Por outro lado, perante tantos manifestos oficiais de apoio e de bacoca rendição às suas rebarbativas propostas, como é que JV se há-de enxergar e reduzir à dimensão do pequeno caso que é o seu? É que, deixem-me  recordar-vos, incapaz de se entender com os seus próprios meandros, esta senhora, ouvi –a eu afirmar, considera-se ao nível de Paula Rego, Júlio Pomar e análogos grandes artistas contemporâneos nacionais… Então, não irá sendo tempo de se colocar no seu devido lugar? Ou, então, não vai sendo tempo de dizer como vai nu o rei?

Hão-de permitir que aconselhe não se deixem impressionar pelos valores que tais objectos atingem nos mercados da especialidade e em leilões internacionais promovidos por prestigiadas casas que nada hesitam em fazer os melhores negócios ainda que à custa de certas perversidades do mundo cultural. Sabem? A espuma dos dias tem muitas facetas. Quantas e quantas obras-primas de tempos idos, plásticas, literárias, musicais, não resistiram ao filtro dos tempos? E vice versa?     

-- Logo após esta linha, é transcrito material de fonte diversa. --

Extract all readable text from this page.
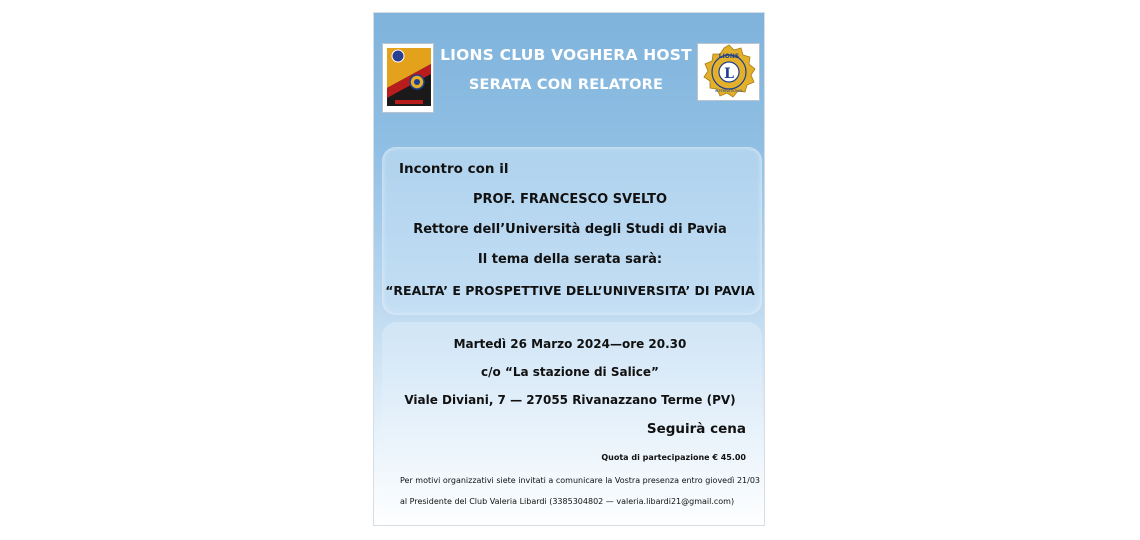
LIONS CLUB VOGHERA HOST
SERATA CON RELATORE
L
LIONS
INTERNATIONAL
Incontro con il
PROF. FRANCESCO SVELTO
Rettore dell’Università degli Studi di Pavia
Il tema della serata sarà:
“REALTA’ E PROSPETTIVE DELL’UNIVERSITA’ DI PAVIA
Martedì 26 Marzo 2024—ore 20.30
c/o “La stazione di Salice”
Viale Diviani, 7 — 27055 Rivanazzano Terme (PV)
Seguirà cena
Quota di partecipazione € 45.00
Per motivi organizzativi siete invitati a comunicare la Vostra presenza entro giovedì 21/03
al Presidente del Club Valeria Libardi (3385304802 — valeria.libardi21@gmail.com)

Finalmente, uma referência a Sintra que, como tenho tido a gratíssima oportunidade de divulgar, a breve trecho, vai acolher no seu Casino, à Heliodoro Salgado, a prestigiada Colecção de Bartolomeu Cid dos Santos, esse sim, um dos tais grandes mestres da Arte Portuguesa actual que, meus caros amigos – por favor, não confundam! – já não diria, com objectos de fancaria ordinária, mas com peças que, lá pelo facto de se acoitarem aos nobres salões das idas monarquias gaulesa e lusa, nem por isso adquirem a categoria de inequívocos artefactos…

Ainda não ouviram falar de trigo e de joio?